PanenTalks, Bantul – Dua mahasiswa Universitas Muhammadiyah Yogyakarta (UMY) menggagas ide pupuk pemanfaatan dari hama padi. Arief Reksa Pambudi dan Aulia Fristi Ningsih memanfaatkan keong, menjadi pupuk organik cair (biofertilizer) dengan konsep circular agriculture. Gagasan ini lahir dari pengalaman Reksa yang sejak kecil tumbuh dalam keluarga petani.
Berkat ide tersebut, keduanya mengharumkan nama nama kampus di ajang Business Plan Competition Economic Management Creative. Dalam lomba yang berlangsung di Universitas Negeri Semarang (UNES) pada pertengahan Agustus lalu, Reksa dan Aulia menjadi juara. Mereka menyisihkan lebih dari 300 tim peserta dari seluruh Indonesia.
“Kami ingin mengubah masalah menjadi solusi. Dari hama yang merugikan petani, kami olah kembali menjadi pupuk yang bermanfaat bagi tanaman padi,” kata Reksa melalui Humas UMY pekan lalu.

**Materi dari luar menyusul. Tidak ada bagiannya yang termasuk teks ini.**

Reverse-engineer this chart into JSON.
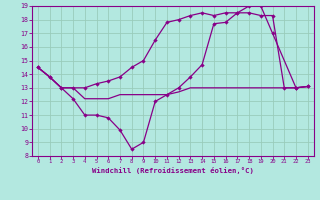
{
  "bg_color": "#b3e8e0",
  "grid_color": "#99ccbb",
  "line_color": "#880088",
  "xlabel": "Windchill (Refroidissement éolien,°C)",
  "xlim": [
    -0.5,
    23.5
  ],
  "ylim": [
    8,
    19
  ],
  "xticks": [
    0,
    1,
    2,
    3,
    4,
    5,
    6,
    7,
    8,
    9,
    10,
    11,
    12,
    13,
    14,
    15,
    16,
    17,
    18,
    19,
    20,
    21,
    22,
    23
  ],
  "yticks": [
    8,
    9,
    10,
    11,
    12,
    13,
    14,
    15,
    16,
    17,
    18,
    19
  ],
  "line1_x": [
    0,
    1,
    2,
    3,
    4,
    5,
    6,
    7,
    8,
    9,
    10,
    11,
    12,
    13,
    14,
    15,
    16,
    17,
    18,
    19,
    20,
    22,
    23
  ],
  "line1_y": [
    14.5,
    13.8,
    13.0,
    12.2,
    11.0,
    11.0,
    10.8,
    9.9,
    8.5,
    9.0,
    12.0,
    12.5,
    13.0,
    13.8,
    14.7,
    17.7,
    17.8,
    18.5,
    19.0,
    19.0,
    17.0,
    13.0,
    13.1
  ],
  "line2_x": [
    0,
    1,
    2,
    3,
    4,
    5,
    6,
    7,
    8,
    9,
    10,
    11,
    12,
    13,
    14,
    15,
    16,
    17,
    18,
    19,
    20,
    21,
    22,
    23
  ],
  "line2_y": [
    14.5,
    13.8,
    13.0,
    13.0,
    12.2,
    12.2,
    12.2,
    12.5,
    12.5,
    12.5,
    12.5,
    12.5,
    12.7,
    13.0,
    13.0,
    13.0,
    13.0,
    13.0,
    13.0,
    13.0,
    13.0,
    13.0,
    13.0,
    13.1
  ],
  "line3_x": [
    0,
    1,
    2,
    3,
    4,
    5,
    6,
    7,
    8,
    9,
    10,
    11,
    12,
    13,
    14,
    15,
    16,
    17,
    18,
    19,
    20,
    21,
    22,
    23
  ],
  "line3_y": [
    14.5,
    13.8,
    13.0,
    13.0,
    13.0,
    13.3,
    13.5,
    13.8,
    14.5,
    15.0,
    16.5,
    17.8,
    18.0,
    18.3,
    18.5,
    18.3,
    18.5,
    18.5,
    18.5,
    18.3,
    18.3,
    13.0,
    13.0,
    13.1
  ]
}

Sebelum mengikuti lomba, keduanya telah aktif mengembangkan bisnis ini melalui program pendanaan P2MW Kemendikti Saintek. Mereka juga menjalin kerja sama dengan berbagai pihak. Mulai dari BPPSDMP Kementerian Pertanian, Desa Sejahtera Astra, kelompok tani, hingga Kelompok Wanita Tani (KWT). Dukungan ini menjadi bukti bahwa inovasi mereka tidak hanya sebatas ide, tetapi sudah melakukan uji coba langsung di lapangan.
Dari sisi keuangan, Aulia berperan merancang perhitungan bisnis yang matang.

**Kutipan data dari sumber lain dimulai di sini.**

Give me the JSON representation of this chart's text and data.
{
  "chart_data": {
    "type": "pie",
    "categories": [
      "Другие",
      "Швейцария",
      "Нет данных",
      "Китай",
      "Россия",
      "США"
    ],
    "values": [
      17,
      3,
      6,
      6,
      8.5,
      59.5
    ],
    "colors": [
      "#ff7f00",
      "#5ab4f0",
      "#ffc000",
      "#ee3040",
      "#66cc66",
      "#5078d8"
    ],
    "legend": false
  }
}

“Investor lebih percaya jika produk punya proyeksi keuntungan yang jelas. Karena itu kami membuat analisis finansial lengkap mulai dari biaya produksi, margin, hingga ROI (Return on Investment). Tak ketinggalan juga NPV (Net Present Value), dan IRR (Internal Rate of Return). Sejak awal, kami ingin menunjukkan bahwa bisnis ini punya prospek jangka panjang,” jelasnya.
Perjalanan menuju kompetisi tidak mudah. Sejak akhir 2024, keduanya mulai menyusun konsep, lalu mengeksekusinya pada September. Mereka harus melewati seleksi Business Model Canvas (BMC), proposal, hingga semifinal daring, sebelum akhirnya tampil di babak final di UNES.

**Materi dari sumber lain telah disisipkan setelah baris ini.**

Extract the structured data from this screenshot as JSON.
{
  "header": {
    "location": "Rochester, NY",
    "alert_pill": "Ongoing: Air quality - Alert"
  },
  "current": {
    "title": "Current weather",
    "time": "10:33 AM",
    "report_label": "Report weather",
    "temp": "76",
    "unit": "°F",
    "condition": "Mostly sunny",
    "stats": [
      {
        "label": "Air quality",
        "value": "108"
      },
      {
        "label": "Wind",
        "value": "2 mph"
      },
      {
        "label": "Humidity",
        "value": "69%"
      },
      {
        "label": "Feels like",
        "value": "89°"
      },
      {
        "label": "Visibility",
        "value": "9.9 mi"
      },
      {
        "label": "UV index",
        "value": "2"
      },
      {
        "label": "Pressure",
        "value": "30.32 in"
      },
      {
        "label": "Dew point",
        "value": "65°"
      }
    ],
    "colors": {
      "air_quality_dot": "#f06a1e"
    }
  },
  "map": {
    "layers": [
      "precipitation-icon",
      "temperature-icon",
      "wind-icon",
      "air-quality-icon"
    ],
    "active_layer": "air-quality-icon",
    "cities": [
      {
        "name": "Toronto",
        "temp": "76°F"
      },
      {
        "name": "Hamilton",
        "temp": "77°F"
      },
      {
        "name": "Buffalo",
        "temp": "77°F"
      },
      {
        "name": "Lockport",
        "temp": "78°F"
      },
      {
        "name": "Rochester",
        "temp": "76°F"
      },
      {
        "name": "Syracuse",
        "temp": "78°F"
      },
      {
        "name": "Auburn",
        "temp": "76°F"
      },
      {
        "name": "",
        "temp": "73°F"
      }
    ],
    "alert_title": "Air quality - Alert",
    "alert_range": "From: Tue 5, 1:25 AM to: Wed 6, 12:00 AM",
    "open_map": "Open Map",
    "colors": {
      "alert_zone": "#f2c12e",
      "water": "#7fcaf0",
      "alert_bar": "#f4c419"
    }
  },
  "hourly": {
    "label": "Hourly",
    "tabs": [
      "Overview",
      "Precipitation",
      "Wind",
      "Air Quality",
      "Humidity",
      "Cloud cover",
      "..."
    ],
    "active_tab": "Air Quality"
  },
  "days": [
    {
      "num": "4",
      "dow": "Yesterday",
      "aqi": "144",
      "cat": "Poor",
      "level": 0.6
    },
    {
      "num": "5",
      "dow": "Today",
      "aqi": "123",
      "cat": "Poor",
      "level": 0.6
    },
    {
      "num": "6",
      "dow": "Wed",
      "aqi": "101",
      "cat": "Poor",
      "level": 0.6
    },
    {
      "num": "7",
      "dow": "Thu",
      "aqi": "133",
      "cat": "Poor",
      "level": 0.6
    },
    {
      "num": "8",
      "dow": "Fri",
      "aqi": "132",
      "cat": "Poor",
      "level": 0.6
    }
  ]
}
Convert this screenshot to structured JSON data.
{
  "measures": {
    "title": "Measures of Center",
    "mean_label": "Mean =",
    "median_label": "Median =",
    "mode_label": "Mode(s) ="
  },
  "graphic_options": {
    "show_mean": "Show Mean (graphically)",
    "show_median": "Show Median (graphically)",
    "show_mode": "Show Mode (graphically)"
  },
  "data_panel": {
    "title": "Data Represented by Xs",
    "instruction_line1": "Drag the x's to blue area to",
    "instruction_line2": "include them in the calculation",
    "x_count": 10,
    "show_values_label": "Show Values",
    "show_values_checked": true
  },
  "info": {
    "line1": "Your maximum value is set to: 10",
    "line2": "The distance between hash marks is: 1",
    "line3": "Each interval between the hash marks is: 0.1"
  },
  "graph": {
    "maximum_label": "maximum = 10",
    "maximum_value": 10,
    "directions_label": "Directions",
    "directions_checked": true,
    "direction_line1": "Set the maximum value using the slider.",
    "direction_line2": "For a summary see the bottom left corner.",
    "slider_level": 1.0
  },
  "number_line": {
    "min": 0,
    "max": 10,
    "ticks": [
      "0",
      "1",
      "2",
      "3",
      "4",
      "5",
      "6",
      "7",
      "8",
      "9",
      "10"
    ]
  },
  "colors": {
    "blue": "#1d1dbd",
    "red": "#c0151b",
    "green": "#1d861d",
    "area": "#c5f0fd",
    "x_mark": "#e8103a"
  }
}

Reksa mengakui perjuangan penuh tantangan, terutama dalam riset dan pengembangan (R&D).
“Satu formulasi pupuk butuh waktu fermentasi sebulan. Belum lagi uji coba di lahan berbeda selama tiga bulan. Biayanya juga besar, sekali uji coba bisa habis Rp750 ribu. Tapi berkat dukungan tim dan stakeholder, kami bisa bertahan sampai sekarang,” paparnya.
Tantangan Terbesar
Aulia pun menambahkan bahwa tantangan terbesar ada pada bahan dasar pupuk yang berasal dari keong.
“Awalnya saya ragu karena basic saya akuntansi, sementara produk ini butuh proses teknis yang rumit. Tapi berkat tim yang solid dan kolaborasi dengan stakeholder, saya tetap semangat. Bisnis itu tidak bisa jalan sendiri, butuh jaringan dan kerja sama,” ujarnya.
Kemenangan ini menjadi pengalaman berharga sekaligus tidak terduga bagi mereka. “Rasanya bangga sekaligus tidak menyangka bisa juara 1. Semoga makin banyak inovator muda dari UMY yang ikut berkontribusi untuk Indonesia Emas 2045,” kata Reksa.
Belum ke Tahap Komersial
Meski masih dalam tahap pengembangan, pupuk organik cair dari hama padi ini sudah mulai didistribusikan terbatas melalui Dinas Pertanian Kabupaten Sleman dan kelompok tani mitra. Namun, produk ini belum masuk pasar secara luas karena masih menunggu proses legalitas.
“Sekarang baru distribusi ke masyarakat dan kelompok tani, belum ke tahap komersial,” pungkas Reksa. (*)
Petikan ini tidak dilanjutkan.